I don't see the point of worrying about which linux-next build a problem
appeared in. It is the first commit that reproduces the problem that is
interesting.

That commit tells you who did something that was problematic. If you
notify the committer with the reproducer they should be able to
reproduce the problem and fix it.

Very rarely I suspect it will be the merge commit into linux-next that
is the problem, but most of the time these commits are going to be in
the subsystem trees.

Eric

Alan Cox

unread,
Jun 18, 2018, 9:54:44 AM6/18/18
to Dmitry Vyukov, Theodore Y. Ts'o, Linus Torvalds, Tetsuo Handa, Greg Kroah-Hartman, Eric W. Biederman, Guenter Roeck, Linux Kernel Mailing List, Andrew Morton, syzkaller, Stephen Rothwell, David Miller, Wu Fengguang
> But forward bisection (when bug is fixed) unfortunately won't work
> because these commits are not connected to HEAD. And forward bisection
> is very important, otherwise who will bring order to all these
> hundreds of open bugs?
> https://syzkaller.appspot.com/

Bisection isn't so important when you are trying to close bugs that
got fixed, with a note that it's no longer reproducable.

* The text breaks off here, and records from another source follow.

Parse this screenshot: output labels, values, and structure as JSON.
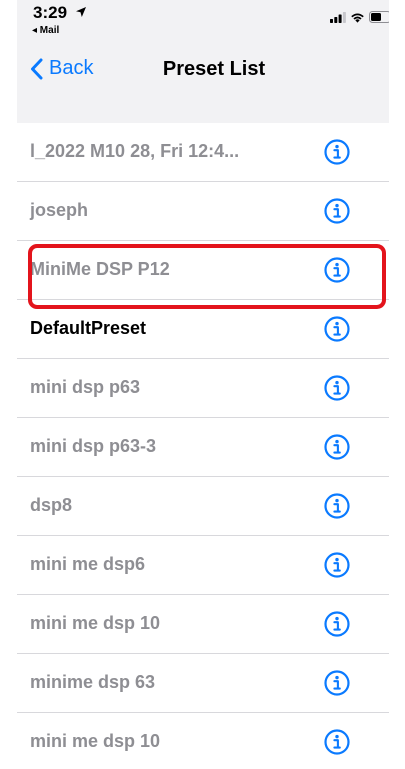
{
  "status_bar": {
    "time": "3:29",
    "back_app": "◂ Mail"
  },
  "nav": {
    "back_label": "Back",
    "title": "Preset List"
  },
  "colors": {
    "accent": "#0a7aff",
    "highlight": "#e3141c",
    "inactive_text": "#8e8e93",
    "active_text": "#000000"
  },
  "presets": [
    {
      "label": "l_2022 M10 28, Fri 12:4...",
      "active": false
    },
    {
      "label": "joseph",
      "active": false
    },
    {
      "label": "MiniMe DSP P12",
      "active": false,
      "highlighted": true
    },
    {
      "label": "DefaultPreset",
      "active": true
    },
    {
      "label": "mini dsp p63",
      "active": false
    },
    {
      "label": "mini dsp p63-3",
      "active": false
    },
    {
      "label": "dsp8",
      "active": false
    },
    {
      "label": "mini me dsp6",
      "active": false
    },
    {
      "label": "mini me dsp 10",
      "active": false
    },
    {
      "label": "minime dsp 63",
      "active": false
    },
    {
      "label": "mini me dsp 10",
      "active": false
    }
  ],
  "icons": {
    "info": "info-circle-icon",
    "back": "chevron-left-icon",
    "signal": "cellular-signal-icon",
    "wifi": "wifi-icon",
    "battery": "battery-icon",
    "location": "location-arrow-icon"
  }
}
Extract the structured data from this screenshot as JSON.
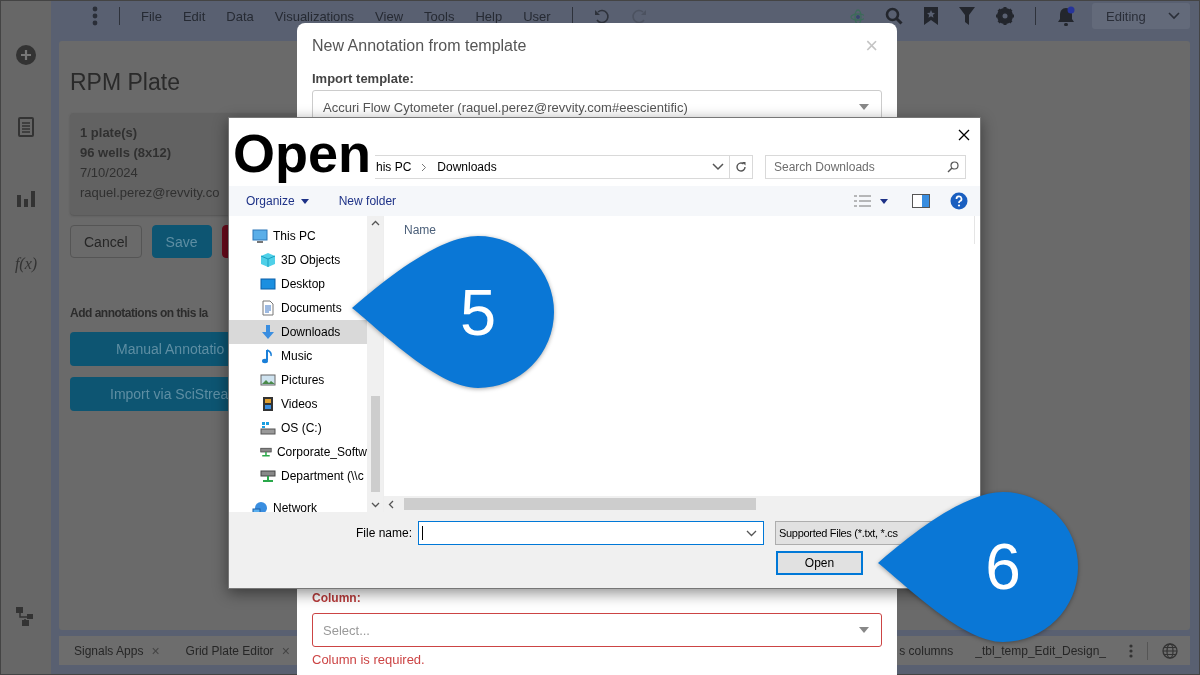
{
  "app": {
    "menu": [
      "File",
      "Edit",
      "Data",
      "Visualizations",
      "View",
      "Tools",
      "Help",
      "User"
    ],
    "mode": "Editing",
    "rail_formula": "f(x)",
    "page_title": "RPM Plate",
    "plate_info": [
      "1 plate(s)",
      "96 wells (8x12)",
      "7/10/2024",
      "raquel.perez@revvity.co"
    ],
    "actions": [
      "Cancel",
      "Save"
    ],
    "annotations_heading": "Add annotations on this la",
    "annotation_buttons": [
      "Manual Annotatio",
      "Import via SciStrea"
    ],
    "bottom_tabs": [
      {
        "label": "Signals Apps",
        "close": "×"
      },
      {
        "label": "Grid Plate Editor",
        "close": "×"
      },
      {
        "label": "s columns"
      },
      {
        "label": "_tbl_temp_Edit_Design_"
      }
    ]
  },
  "template_dialog": {
    "title": "New Annotation from template",
    "close": "×",
    "import_label": "Import template:",
    "template_value": "Accuri Flow Cytometer (raquel.perez@revvity.com#eescientific)",
    "column_label": "Column:",
    "column_placeholder": "Select...",
    "column_error": "Column is required."
  },
  "open_dialog": {
    "path": [
      "his PC",
      "Downloads"
    ],
    "search_placeholder": "Search Downloads",
    "toolbar": [
      "Organize",
      "New folder"
    ],
    "nav": [
      {
        "label": "This PC",
        "selected": false,
        "children": [
          {
            "label": "3D Objects",
            "selected": false
          },
          {
            "label": "Desktop",
            "selected": false
          },
          {
            "label": "Documents",
            "selected": false
          },
          {
            "label": "Downloads",
            "selected": true
          },
          {
            "label": "Music",
            "selected": false
          },
          {
            "label": "Pictures",
            "selected": false
          },
          {
            "label": "Videos",
            "selected": false
          },
          {
            "label": "OS (C:)",
            "selected": false
          },
          {
            "label": "Corporate_Softw",
            "selected": false
          },
          {
            "label": "Department (\\\\c",
            "selected": false
          }
        ]
      },
      {
        "label": "Network",
        "selected": false
      }
    ],
    "column_header": "Name",
    "file_name_label": "File name:",
    "file_type": "Supported Files (*.txt, *.cs",
    "open_button": "Open"
  },
  "annotation_label": "Open",
  "callouts": [
    {
      "number": "5"
    },
    {
      "number": "6"
    }
  ]
}
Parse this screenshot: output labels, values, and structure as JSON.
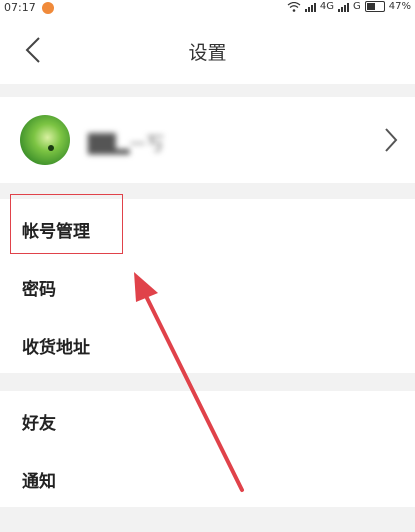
{
  "status_bar": {
    "time": "07:17",
    "network_label": "4G",
    "network_label_2": "G",
    "battery": "47%"
  },
  "header": {
    "title": "设置"
  },
  "profile": {
    "username": "██▂ᅳ丂"
  },
  "groups": [
    {
      "items": [
        {
          "label": "帐号管理"
        },
        {
          "label": "密码"
        },
        {
          "label": "收货地址"
        }
      ]
    },
    {
      "items": [
        {
          "label": "好友"
        },
        {
          "label": "通知"
        }
      ]
    }
  ],
  "colors": {
    "annotation_red": "#e0424a",
    "background": "#f2f2f2"
  },
  "icons": {
    "back": "chevron-left-icon",
    "profile_arrow": "chevron-right-icon"
  }
}
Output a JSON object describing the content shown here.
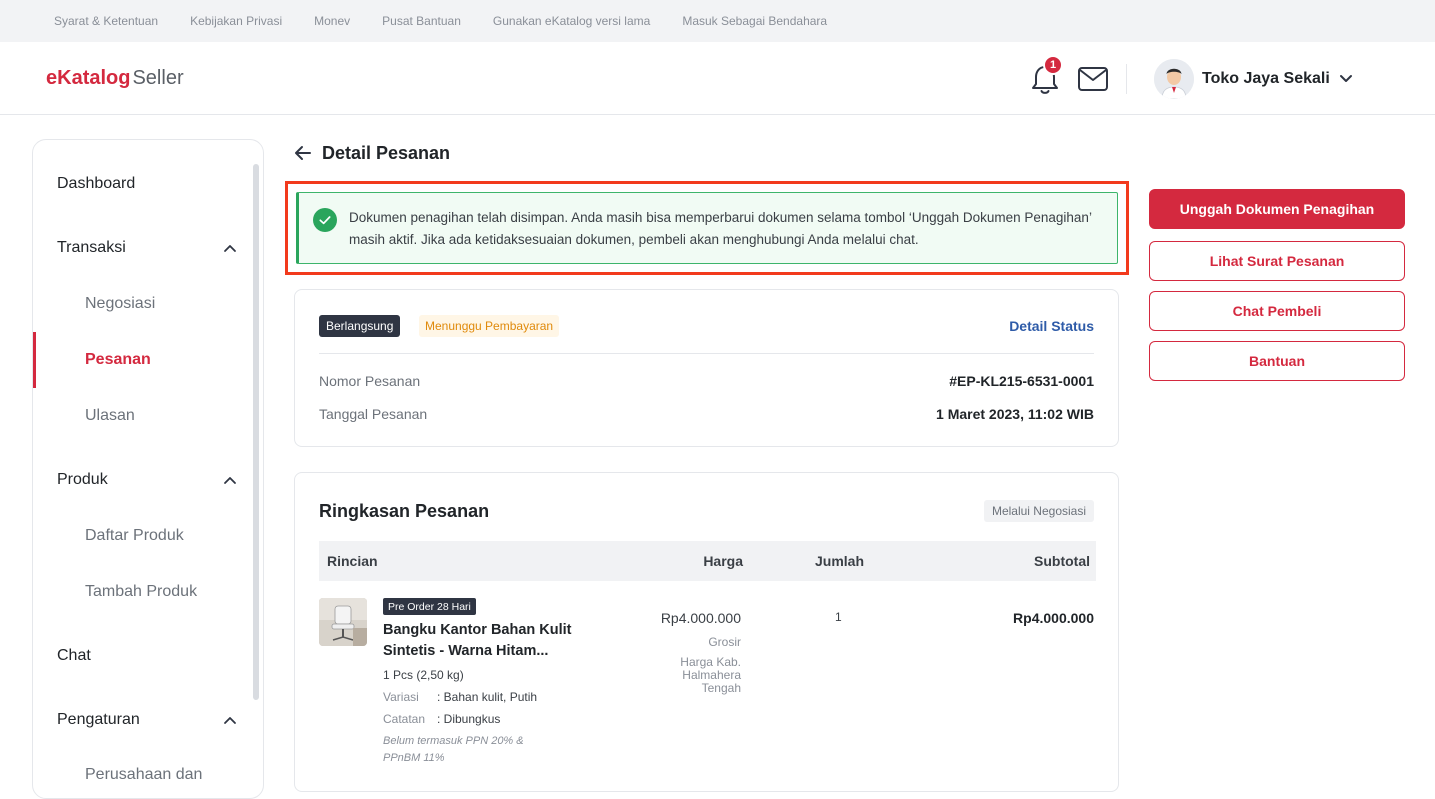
{
  "topbar": {
    "links": [
      "Syarat & Ketentuan",
      "Kebijakan Privasi",
      "Monev",
      "Pusat Bantuan",
      "Gunakan eKatalog versi lama",
      "Masuk Sebagai Bendahara"
    ]
  },
  "header": {
    "logo_main": "eKatalog",
    "logo_sub": "Seller",
    "notification_count": "1",
    "user_name": "Toko Jaya Sekali"
  },
  "sidebar": {
    "dashboard": "Dashboard",
    "transaksi": "Transaksi",
    "negosiasi": "Negosiasi",
    "pesanan": "Pesanan",
    "ulasan": "Ulasan",
    "produk": "Produk",
    "daftar_produk": "Daftar Produk",
    "tambah_produk": "Tambah Produk",
    "chat": "Chat",
    "pengaturan": "Pengaturan",
    "perusahaan": "Perusahaan dan"
  },
  "page": {
    "title": "Detail Pesanan"
  },
  "alert": {
    "text": "Dokumen penagihan telah disimpan. Anda masih bisa memperbarui dokumen selama tombol ‘Unggah Dokumen Penagihan’ masih aktif. Jika ada ketidaksesuaian dokumen, pembeli akan menghubungi Anda melalui chat."
  },
  "order": {
    "status_tag": "Berlangsung",
    "payment_tag": "Menunggu Pembayaran",
    "detail_status_link": "Detail Status",
    "number_label": "Nomor Pesanan",
    "number_value": "#EP-KL215-6531-0001",
    "date_label": "Tanggal Pesanan",
    "date_value": "1 Maret 2023, 11:02 WIB"
  },
  "summary": {
    "title": "Ringkasan Pesanan",
    "via_tag": "Melalui Negosiasi",
    "columns": {
      "rincian": "Rincian",
      "harga": "Harga",
      "jumlah": "Jumlah",
      "subtotal": "Subtotal"
    },
    "item": {
      "preorder_tag": "Pre Order 28 Hari",
      "name": "Bangku Kantor Bahan Kulit Sintetis - Warna Hitam...",
      "weight": "1 Pcs (2,50 kg)",
      "variasi_label": "Variasi",
      "variasi_value": ": Bahan kulit, Putih",
      "catatan_label": "Catatan",
      "catatan_value": ": Dibungkus",
      "tax_note": "Belum termasuk PPN 20% & PPnBM 11%",
      "price": "Rp4.000.000",
      "price_type": "Grosir",
      "price_region": "Harga Kab. Halmahera Tengah",
      "quantity": "1",
      "subtotal": "Rp4.000.000"
    }
  },
  "actions": {
    "upload": "Unggah Dokumen Penagihan",
    "view_po": "Lihat Surat Pesanan",
    "chat_buyer": "Chat Pembeli",
    "help": "Bantuan"
  },
  "colors": {
    "brand": "#d4293f",
    "success": "#2aa55c",
    "highlight": "#f23a1d",
    "link": "#2e5ba8"
  }
}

It might mean the
reproducer broke but it also stops you drowning and it tells a user that
they might as well try the new one and see if still breaks thus
collecting the information needed.

True it's nice to know what commit may have magically fixed it but it's
not essential. Further more once you see a bug is fixed even in -next you
can later run the reproducer against an actual release to make sure it's
still fixed there, and bisect between previous release and that release to
find a mainline commit id if it's a single fix point.

Alan

Tetsuo Handa

unread,
Jun 26, 2018, 6:55:31 AM6/26/18
to Linus Torvalds, Dmitry Vyukov, Greg Kroah-Hartman, Eric W. Biederman, Guenter Roeck, Linux Kernel Mailing List, Theodore Ts'o, Andrew Morton, syzkaller, Stephen Rothwell, David Miller, Wu Fengguang
I hope we can accept NOW either "reviving linux-next.git" or "allowing debug printk()
patches for linux.git". For example, "INFO: task hung in __sb_start_write" got 900
crashes in 81 days but still unable to find a reproducer. Dmitry tried to reproduce
locally with debug printk() patches but not yet successful. I think that testing with
http://lkml.kernel.org/r/f91e1c82-9693-cca3...@i-love.sakura.ne.jp
on linux.git or linux-next.git is the only realistic way for debugging this bug.
More we postpone revival of the linux-next, more syzbot reports we will get...

Theodore Y. Ts'o

unread,
Jun 26, 2018, 10:16:13 AM6/26/18
to Tetsuo Handa, Linus Torvalds, Dmitry Vyukov, Greg Kroah-Hartman, Eric W. Biederman, Guenter Roeck, Linux Kernel Mailing List, Andrew Morton, syzkaller, Stephen Rothwell, David Miller, Wu Fengguang
On Tue, Jun 26, 2018 at 07:54:53PM +0900, Tetsuo Handa wrote:
> I hope we can accept NOW either "reviving linux-next.git" or "allowing debug printk()
> patches for linux.git". For example, "INFO: task hung in __sb_start_write" got 900
> crashes in 81 days but still unable to find a reproducer. Dmitry tried to reproduce
> locally with debug printk() patches but not yet successful. I think that testing with
> http://lkml.kernel.org/r/f91e1c82-9693-cca3...@i-love.sakura.ne.jp
> on linux.git or linux-next.git is the only realistic way for debugging this bug.
> More we postpone revival of the linux-next, more syzbot reports we will get...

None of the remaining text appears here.